The final scoring came against Jhan Marinez in his third inning of work. Daniel Hudson and Johnny Barbato allowed tie-breaking hits earlier in the game. That was before the 1 hour, 33-minute rain delay that paused the game just after Jordy Mercer drove a home run through the rain to tie it.
The Pirates went 2-4 during the homestand, losing series to both the Diamondbacks and the New York Mets, and fell to 24-30. They begin a road trip Friday against the Mets in New York, followed by a two-game series next week against the Baltimore Orioles.
The Pirates trailed, 4-3, entering the ninth when Fernando Rodney got involved. Francisco Cervelli drew a leadoff walk. Andrew McCutchen followed suit. Goldschmidt bobbled Gift Ngoepe's sacrifice bunt, so the Pirates had the bases loaded with nobody out.
Mercer's grounder looked like it was headed for grass. Owings made a great play to stop it. He tagged second himself and threw out Mercer at first, but the run scored and the game was tied. Up came Josh Bell with McCutchen on third. A base hit would win the game. Bell struck out.
The rain began in the 11th. Nick Ahmed wanted no part of a delay.

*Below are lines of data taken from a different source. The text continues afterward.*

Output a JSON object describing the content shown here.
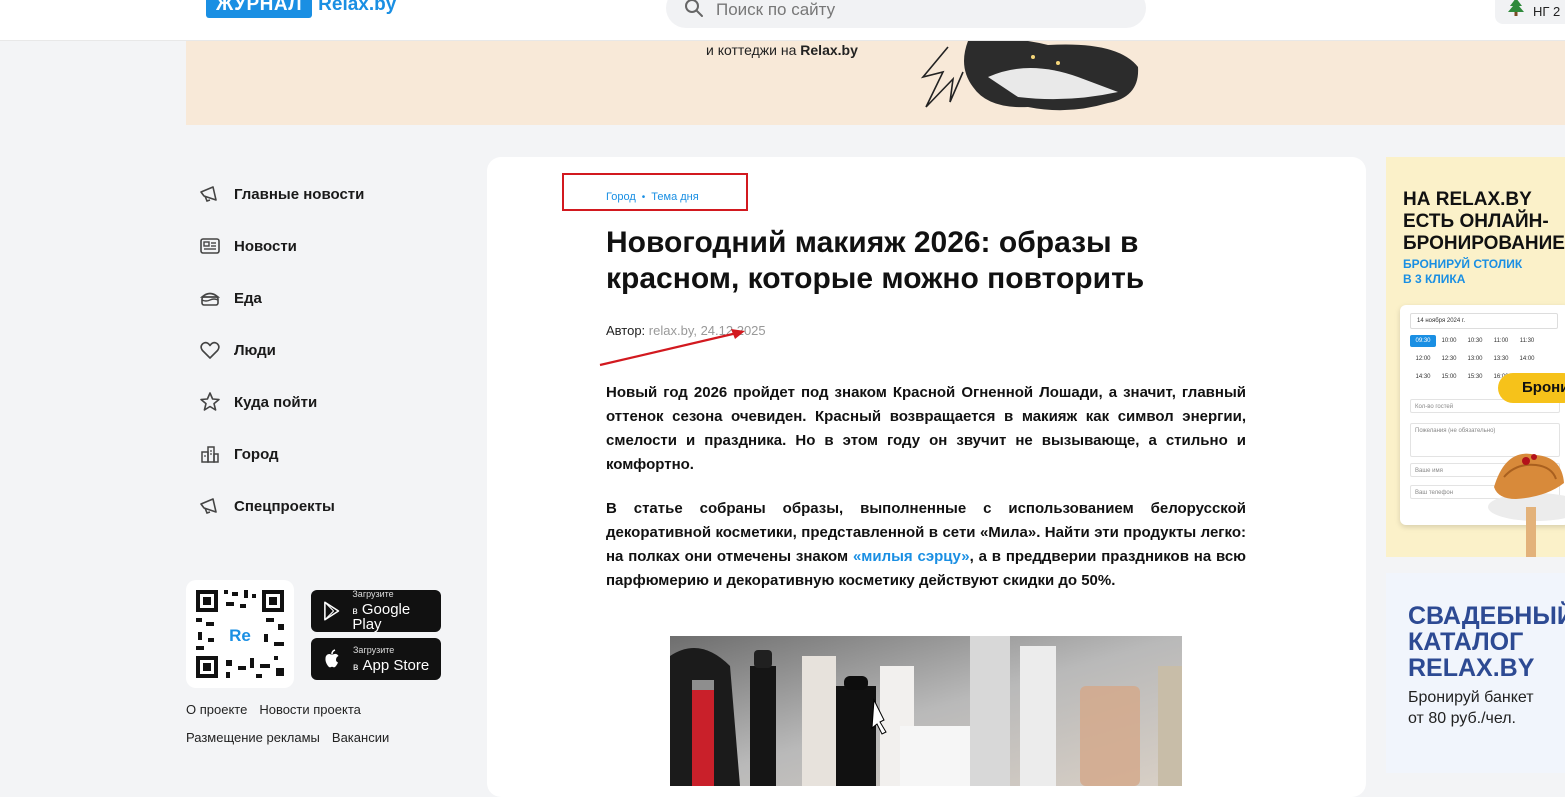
{
  "header": {
    "logo_journal": "ЖУРНАЛ",
    "logo_relax": "Relax.by",
    "search_placeholder": "Поиск по сайту",
    "ng_label": "НГ 2"
  },
  "banner": {
    "line": "и коттеджи на",
    "brand": "Relax.by"
  },
  "sidebar": {
    "items": [
      {
        "label": "Главные новости",
        "icon": "megaphone-icon"
      },
      {
        "label": "Новости",
        "icon": "newspaper-icon"
      },
      {
        "label": "Еда",
        "icon": "cake-icon"
      },
      {
        "label": "Люди",
        "icon": "heart-icon"
      },
      {
        "label": "Куда пойти",
        "icon": "star-icon"
      },
      {
        "label": "Город",
        "icon": "buildings-icon"
      },
      {
        "label": "Спецпроекты",
        "icon": "megaphone-icon"
      }
    ],
    "qr_label": "Re",
    "google_play": {
      "small": "Загрузите",
      "big": "Google Play",
      "prefix": "в"
    },
    "app_store": {
      "small": "Загрузите",
      "big": "App Store",
      "prefix": "в"
    },
    "footer_links": [
      "О проекте",
      "Новости проекта",
      "Размещение рекламы",
      "Вакансии"
    ]
  },
  "article": {
    "breadcrumb": [
      "Город",
      "Тема дня"
    ],
    "title": "Новогодний макияж 2026: образы в красном, которые можно повторить",
    "author_label": "Автор:",
    "author_value": "relax.by, 24.12.2025",
    "para1": "Новый год 2026 пройдет под знаком Красной Огненной Лошади, а значит, главный оттенок сезона очевиден. Красный возвращается в макияж как символ энергии, смелости и праздника. Но в этом году он звучит не вызывающе, а стильно и комфортно.",
    "para2_start": "В статье собраны образы, выполненные с использованием белорусской декоративной косметики, представленной в сети «Мила». Найти эти продукты легко: на полках они отмечены знаком ",
    "para2_link": "«милыя сэрцу»",
    "para2_end": ", а в преддверии праздников на всю парфюмерию и декоративную косметику действуют скидки до 50%."
  },
  "ads": {
    "ad1_title_1": "НА RELAX.BY",
    "ad1_title_2": "ЕСТЬ ОНЛАЙН-",
    "ad1_title_3": "БРОНИРОВАНИЕ",
    "ad1_sub_1": "БРОНИРУЙ СТОЛИК",
    "ad1_sub_2": "В 3 КЛИКА",
    "cal_date": "14 ноября 2024 г.",
    "cal_slots": [
      "09:30",
      "10:00",
      "10:30",
      "11:00",
      "11:30",
      "",
      "12:00",
      "12:30",
      "13:00",
      "13:30",
      "14:00",
      "",
      "14:30",
      "15:00",
      "15:30",
      "16:00",
      "",
      ""
    ],
    "cal_guests": "Кол-во гостей",
    "cal_comment": "Пожелания (не обязательно)",
    "cal_name": "Ваше имя",
    "cal_phone": "Ваш телефон",
    "ad1_button": "Брони",
    "ad2_title_1": "СВАДЕБНЫЙ",
    "ad2_title_2": "КАТАЛОГ",
    "ad2_title_3": "RELAX.BY",
    "ad2_sub_1": "Бронируй банкет",
    "ad2_sub_2": "от 80 руб./чел."
  },
  "colors": {
    "accent": "#1a8fe3",
    "highlight": "#d2191f",
    "banner_bg": "#f8e9d8"
  }
}
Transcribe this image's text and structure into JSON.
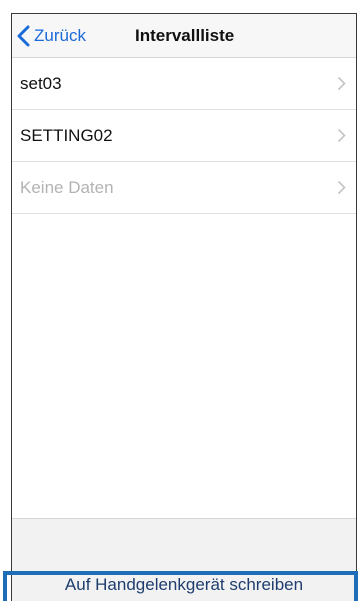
{
  "navbar": {
    "back_label": "Zurück",
    "title": "Intervallliste"
  },
  "list": {
    "items": [
      {
        "label": "set03",
        "disabled": false
      },
      {
        "label": "SETTING02",
        "disabled": false
      },
      {
        "label": "Keine Daten",
        "disabled": true
      }
    ]
  },
  "footer": {
    "write_label": "Auf Handgelenkgerät schreiben"
  },
  "colors": {
    "accent": "#1a6ad8",
    "highlight": "#1f6db7",
    "disabled_text": "#b3b3b3"
  },
  "icons": {
    "back": "chevron-left-icon",
    "row": "chevron-right-icon"
  }
}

He drilled a Barbato fastball out of the deepest part of left-center field.
Mercer wanted to keep playing. With the Pirates down to their final out, he homered off J.J. Hoover into the visitors' bullpen.
Marinez, the final reliever available, took the mound for the 12th, but by that point after 20 minutes or so of hard rain, crew chief Gary Cederstrom called for the tarp.
For the second time in three starts, the need for offense prevented Chad Kuhl from pitching more than five innings. He allowed two runs, both in the third inning on Jake Lamb's triple, and three hits. Lamb's triple was not in itself awful _ a medium liner to right-center field that McCutchen almost reached with a dive. The two walks that preceded it, one to Gregor Blanco and one to Goldschmidt, rendered the triple dangerous.